Zhigang Fang, the product manager of Kunyi Electronic expressed his ideas on how to solve corner cases in his interview with EqualOcean. Fang said that there are two sensor solutions for the corner cases. One is installing cameras just like Tesla does, and the other is multi-sensor fusion (MSF). In China, most OEMs and autonomous solutions providers believe MSF represents the future trend. The camera passively receives information and signals, and at nighttime or in a very dark scenario, the data quality will not be improved even if the camera’s sensitivity increases. Moreover, the fact that cameras can make predictions based on algorithms could not eliminate the risks brought by low-quality data. MSF is obviously a complementary solution.
How to Collect Data
Robotaxi companies such as Pony.ai, WeRide, and Baidu Apollo are using virtual simulation testing software and have their own fleet to collect data. By the end of 2021, the three domanial players in the Robotaxi sectors are Baidu, Pony.ai and WeRide, the fleet size is 400+, 200+, and 300+, and their test mileage in kilometers are 16 million, 8 million, and 7 million, correspondingly.

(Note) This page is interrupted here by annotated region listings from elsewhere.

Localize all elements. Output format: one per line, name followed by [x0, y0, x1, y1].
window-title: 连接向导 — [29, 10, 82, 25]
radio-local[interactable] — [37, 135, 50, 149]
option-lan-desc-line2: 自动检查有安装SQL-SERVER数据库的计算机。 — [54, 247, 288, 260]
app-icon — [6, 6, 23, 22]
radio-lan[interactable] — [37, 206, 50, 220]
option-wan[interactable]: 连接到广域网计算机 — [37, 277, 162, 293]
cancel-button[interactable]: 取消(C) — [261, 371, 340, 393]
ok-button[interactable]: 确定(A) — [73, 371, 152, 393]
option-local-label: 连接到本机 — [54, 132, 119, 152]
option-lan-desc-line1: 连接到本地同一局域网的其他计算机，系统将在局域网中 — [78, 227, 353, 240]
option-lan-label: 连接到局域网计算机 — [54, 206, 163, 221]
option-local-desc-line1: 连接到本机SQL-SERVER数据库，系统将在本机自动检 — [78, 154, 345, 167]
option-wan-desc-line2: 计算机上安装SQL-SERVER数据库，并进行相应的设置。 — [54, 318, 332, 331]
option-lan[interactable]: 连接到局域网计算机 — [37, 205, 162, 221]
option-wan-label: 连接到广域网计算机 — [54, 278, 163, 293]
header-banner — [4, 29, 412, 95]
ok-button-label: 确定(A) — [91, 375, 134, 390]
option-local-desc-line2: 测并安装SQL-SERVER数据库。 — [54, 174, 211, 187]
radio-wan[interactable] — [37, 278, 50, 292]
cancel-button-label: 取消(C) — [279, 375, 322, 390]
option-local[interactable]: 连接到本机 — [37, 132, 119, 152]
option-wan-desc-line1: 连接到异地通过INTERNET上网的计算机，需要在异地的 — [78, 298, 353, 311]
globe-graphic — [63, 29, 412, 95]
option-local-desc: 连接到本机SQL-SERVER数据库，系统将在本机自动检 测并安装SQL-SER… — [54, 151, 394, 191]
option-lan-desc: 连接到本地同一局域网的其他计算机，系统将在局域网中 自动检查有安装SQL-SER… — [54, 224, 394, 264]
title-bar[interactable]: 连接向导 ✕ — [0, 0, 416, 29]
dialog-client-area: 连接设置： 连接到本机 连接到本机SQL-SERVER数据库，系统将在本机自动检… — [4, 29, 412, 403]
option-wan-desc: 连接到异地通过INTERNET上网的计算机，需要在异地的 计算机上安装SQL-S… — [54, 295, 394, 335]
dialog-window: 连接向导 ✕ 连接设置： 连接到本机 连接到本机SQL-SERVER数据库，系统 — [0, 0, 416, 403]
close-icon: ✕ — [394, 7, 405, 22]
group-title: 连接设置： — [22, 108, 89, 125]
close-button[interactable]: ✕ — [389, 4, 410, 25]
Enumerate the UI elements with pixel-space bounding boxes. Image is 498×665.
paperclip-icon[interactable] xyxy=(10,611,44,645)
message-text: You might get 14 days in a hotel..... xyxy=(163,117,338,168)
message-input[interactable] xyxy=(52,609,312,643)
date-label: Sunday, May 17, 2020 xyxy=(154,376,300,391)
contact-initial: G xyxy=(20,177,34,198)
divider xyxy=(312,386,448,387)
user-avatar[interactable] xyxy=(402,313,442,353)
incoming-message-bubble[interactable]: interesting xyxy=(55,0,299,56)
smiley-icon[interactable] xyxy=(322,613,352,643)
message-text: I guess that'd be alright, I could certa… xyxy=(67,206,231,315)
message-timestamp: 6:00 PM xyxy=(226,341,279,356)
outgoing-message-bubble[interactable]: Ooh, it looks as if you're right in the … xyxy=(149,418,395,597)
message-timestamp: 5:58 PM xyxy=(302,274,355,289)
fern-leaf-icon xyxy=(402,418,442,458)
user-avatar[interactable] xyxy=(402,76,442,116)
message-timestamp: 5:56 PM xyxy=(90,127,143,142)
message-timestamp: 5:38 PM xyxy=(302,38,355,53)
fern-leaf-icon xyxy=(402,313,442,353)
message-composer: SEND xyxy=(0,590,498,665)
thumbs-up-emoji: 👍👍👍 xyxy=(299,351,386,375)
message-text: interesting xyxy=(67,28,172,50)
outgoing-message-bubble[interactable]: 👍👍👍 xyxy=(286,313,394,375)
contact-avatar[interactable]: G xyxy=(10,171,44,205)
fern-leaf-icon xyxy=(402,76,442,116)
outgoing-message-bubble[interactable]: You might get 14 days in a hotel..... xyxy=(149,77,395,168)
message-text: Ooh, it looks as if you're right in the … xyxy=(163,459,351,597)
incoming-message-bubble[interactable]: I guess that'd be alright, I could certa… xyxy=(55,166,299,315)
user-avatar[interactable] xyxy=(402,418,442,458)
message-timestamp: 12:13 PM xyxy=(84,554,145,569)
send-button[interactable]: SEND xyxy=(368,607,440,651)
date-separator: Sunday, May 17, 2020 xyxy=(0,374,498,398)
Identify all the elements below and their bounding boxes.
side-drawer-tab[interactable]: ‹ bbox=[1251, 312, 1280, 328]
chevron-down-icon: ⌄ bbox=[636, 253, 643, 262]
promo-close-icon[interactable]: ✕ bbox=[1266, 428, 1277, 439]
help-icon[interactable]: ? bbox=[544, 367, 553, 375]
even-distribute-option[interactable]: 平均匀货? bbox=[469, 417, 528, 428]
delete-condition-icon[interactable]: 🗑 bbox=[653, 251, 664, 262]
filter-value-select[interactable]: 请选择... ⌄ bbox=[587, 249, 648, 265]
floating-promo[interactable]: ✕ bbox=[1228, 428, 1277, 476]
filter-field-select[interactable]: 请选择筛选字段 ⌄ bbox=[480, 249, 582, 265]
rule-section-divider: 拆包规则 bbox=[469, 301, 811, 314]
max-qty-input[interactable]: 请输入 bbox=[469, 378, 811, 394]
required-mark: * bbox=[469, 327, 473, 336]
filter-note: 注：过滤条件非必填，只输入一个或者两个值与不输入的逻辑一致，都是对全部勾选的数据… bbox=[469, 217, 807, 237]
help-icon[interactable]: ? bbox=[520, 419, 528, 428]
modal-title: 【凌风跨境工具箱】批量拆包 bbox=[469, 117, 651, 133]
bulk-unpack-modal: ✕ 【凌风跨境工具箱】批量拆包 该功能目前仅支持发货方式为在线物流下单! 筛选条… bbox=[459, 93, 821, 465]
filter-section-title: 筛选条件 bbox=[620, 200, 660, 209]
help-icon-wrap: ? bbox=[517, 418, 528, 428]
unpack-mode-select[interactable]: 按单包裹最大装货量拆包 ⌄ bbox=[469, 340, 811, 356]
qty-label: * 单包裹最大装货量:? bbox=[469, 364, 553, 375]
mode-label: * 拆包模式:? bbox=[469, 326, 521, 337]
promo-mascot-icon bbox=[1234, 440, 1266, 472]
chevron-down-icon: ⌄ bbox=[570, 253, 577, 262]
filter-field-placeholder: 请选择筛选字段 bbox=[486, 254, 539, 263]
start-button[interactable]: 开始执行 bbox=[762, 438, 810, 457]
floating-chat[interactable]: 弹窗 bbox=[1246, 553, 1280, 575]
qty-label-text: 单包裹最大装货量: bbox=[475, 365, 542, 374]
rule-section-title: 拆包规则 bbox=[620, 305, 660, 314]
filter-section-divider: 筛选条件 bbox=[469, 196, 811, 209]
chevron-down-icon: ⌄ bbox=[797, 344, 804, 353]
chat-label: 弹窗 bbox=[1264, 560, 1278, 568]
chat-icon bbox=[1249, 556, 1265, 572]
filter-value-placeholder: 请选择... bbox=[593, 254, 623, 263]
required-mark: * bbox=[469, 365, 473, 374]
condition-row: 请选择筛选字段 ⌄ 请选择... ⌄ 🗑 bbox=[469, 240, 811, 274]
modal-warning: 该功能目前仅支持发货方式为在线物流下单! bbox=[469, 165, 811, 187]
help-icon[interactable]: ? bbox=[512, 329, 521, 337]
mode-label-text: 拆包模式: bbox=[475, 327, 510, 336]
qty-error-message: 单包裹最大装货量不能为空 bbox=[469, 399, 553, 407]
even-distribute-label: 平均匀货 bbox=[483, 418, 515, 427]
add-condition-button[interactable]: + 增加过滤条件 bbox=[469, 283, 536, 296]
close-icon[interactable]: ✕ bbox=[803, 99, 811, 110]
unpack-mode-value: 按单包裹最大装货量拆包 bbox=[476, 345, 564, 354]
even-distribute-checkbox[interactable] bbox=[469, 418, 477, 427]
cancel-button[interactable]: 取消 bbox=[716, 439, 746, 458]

Besides collecting data by fleet, these companies are also using virtual simulation testing software to simulate corner cases that rarely happen in the real world. For example, in the real world, it is almost impossible that a wall should stand in the middle of the road obstructing vehicles, but there are chances of this happening. So, a corner case like that can be tested on the simulation software, lowering the costs and risks involved in the road test by the fleet.
To date, the simulation software is getting more important in finding corner case solutions. The more efficient the data tested by simulation software, the more valuable the data is. It will not substitute fleet testing though. Corner cases are unpredictable, and it is impossible for engineers to figure out and cover all the scenarios without road tests in the real world. Also, the ultimate goal for Robotaxi companies is to achieve mass production of L4 vehicles, and the road test is still a compulsory requirement of vehicle manufacture. On the other hand, road tests in the real world will help promote the company’s brand.
How to make MSF work together as a whole in the utilization of the collected data
Decision-making process of a driverless car is based on road test. The car would autonomously find out the most similar corner case that is related to the current situation, and with the help of well-coordinated sensor fusion algorithms fed by sensory data, the “perception” of the car can be greatly improved. These algorithms take on the task of combining data from multiple sensors with unique pros and cons to determine the most accurate information about the objects. For example, if LiDAR contributed the most accurate data last time when facing a similar corner case, decision-making this time may take 80% of the collected data from LiDAR, 10% from radar, and 10% from the camera.
“To verify the data collected, Kunyi Electronics developed a verification tool to analyze data collected by both fleet and simulation software,” said Fang. “We cannot save all the data in the same file, it is too risky. So, we cut data into pieces, 5 minutes per piece. Then, we use the verification tool to analyze these pieces one by one, find out the biggest steering angle and fastest speed moments, and project LiDAR cloud point to the camera image for precision verification. This is how we test whether it is qualified data or not.”
Need to Upgrade
Currently, the way Kunyi Electronics verifies data represents a major method used in China’s autonomous driving market. It is accurate, but it takes a lot of time. For example, it cannot finish the analysis in seconds and has to spend the same amount of time as the recording process. The efficiency of the process still needs to be improved.
Conclusion
All in all, the autonomous driving sector is in a homogeneous competition state in China. Obviously, as the cost of sensors decreases, L4 vehicles will be cheaper. But ultimately auto companies able to conquer the last 20% of the corner cases will be the winner.